I adjust my headlamp. My frozen breath catches the light.
Two excited dogs are barking, shaking my truck. I lay my skis on the trail, pointing the tips toward the woods. I unload the dogs.
I snap the gangline on River and Belle’s harnesses, click my skis into their bindings and secure my poles. My dogs are quiet now; for a brief moment, they stand still at the end of their lines. Their legs are shaking with excitement, waiting for the command.
We’re off. River and Belle slam into their harnesses. The bungee line absorbs some of the jolt. I lean forward and kick off, skate skiing down the trail, propelled by two dogs into the night.

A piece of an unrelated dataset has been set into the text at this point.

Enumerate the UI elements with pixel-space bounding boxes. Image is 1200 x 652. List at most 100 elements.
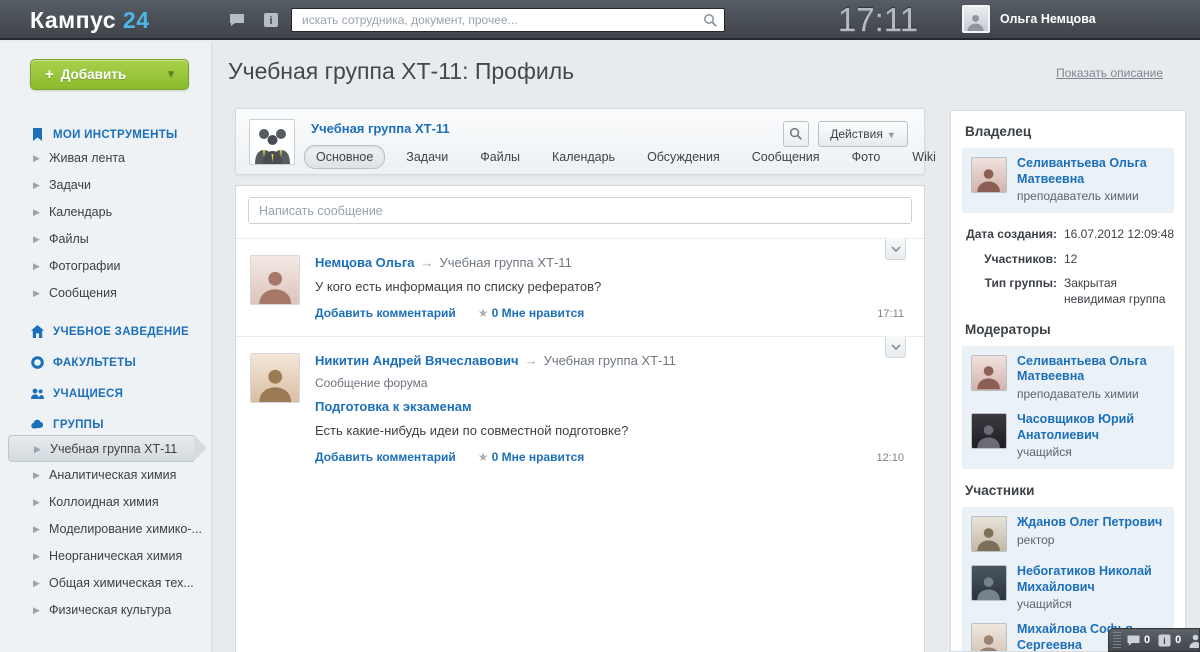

Together, the dogs and I reach speeds of more than 30 km/h (about 19 mph).
This is skijoring.
This is what we live for!
Why I Skijor
I live in Canada, where there’s snow six months of the year. I have a pack of rescue dogs who, like me, are high energy. Skijoring is a great way to keep all of us exercised and happy. If we didn’t get out, we would go crazy from cabin fever.
I am an avid skier; my parents taught me to ski as soon as I was able to walk. Even with a few decades of skiing under my belt, however, skijoring offers me a challenge. My dogs push me to ski at a higher level than I would otherwise attempt. Well-trained skijoring dogs don’t want to take a break and aren’t tempted to sit and chat. They want to go!
That’s why I skijor. Try it out yourself and discover your own reasons. Following are some tips to help you on your way.
If you’re considering skijoring, take a realistic look at its two main components: you and your dog. You can, by the way, skijor with any breed of dog. It’s as common to see a house dog as a Husky bounding through the snow with a skier in tow.
Dogs should be at least 30 pounds and a year old, and in good health. Some smaller dogs certainly have the will, but small dogs come with small frames, and skijoring can put undue pressure on their bodies.
Before starting this sport, check in with your vet to be sure your dog’s up for it. Fitness matters for you, too. Take your own physical condition into account. Skijoring can be demanding on the knees and lower back.
If you’re new to skiing, look for a Nordic center and take a few crosscountry lessons. Two basic techniques are used when skiing behind a dog. Which one you use depends on the type of skijoring you intend to do.
Backcountry adventurers will run into deeper snow and the dog (or dogs) will help break the trail. This type of skijoring requires cross-country skis that are wide and have turned-up tips.
Is it speed you’re after? If so, you’ll be skiing on flat, wide, groomed trails using a technique called skate skiing, in which the tips of the skis are kept apart and the tails are kept together, getting the kick by alternately pushing off the skis’ inside edges, much like ice skating. Look for stiff, short skis with almost no turn-up at the front.
Don’t forget the ski wax! Using glide wax on your skis makes it easier to move over the snow. Remember to choose a wax that suits the conditions in which you’ll be skiing.
Another important skill: stopping. Here again, there are two main methods. First, the snowplow, in which you point the tips of your skis toward each other and dig down with your heels. The other quick way to stop is to fall down! Put your skis on and practice falling and getting up again before you attempt skijoring.
Skijoring, like any sport, has its dangers; people and dogs can get hurt. But a few simple safety tips and common sense go a long way toward keeping accidents to a minimum.
Warm up. Use a brisk walk with some quick turns to warm up and cool down.
Know your ability. Stick to trails that are the appropriate length and difficulty for both your and your dog’s skill levels.
Protect your melon. Simple: get a winter sports helmet that fits and wear it.
Brush up on obedience training. Sit, stay, come—your dog should have the basics of obedience down before you go out on the trails. A dog you can communicate with easily means a safer and more fun outing.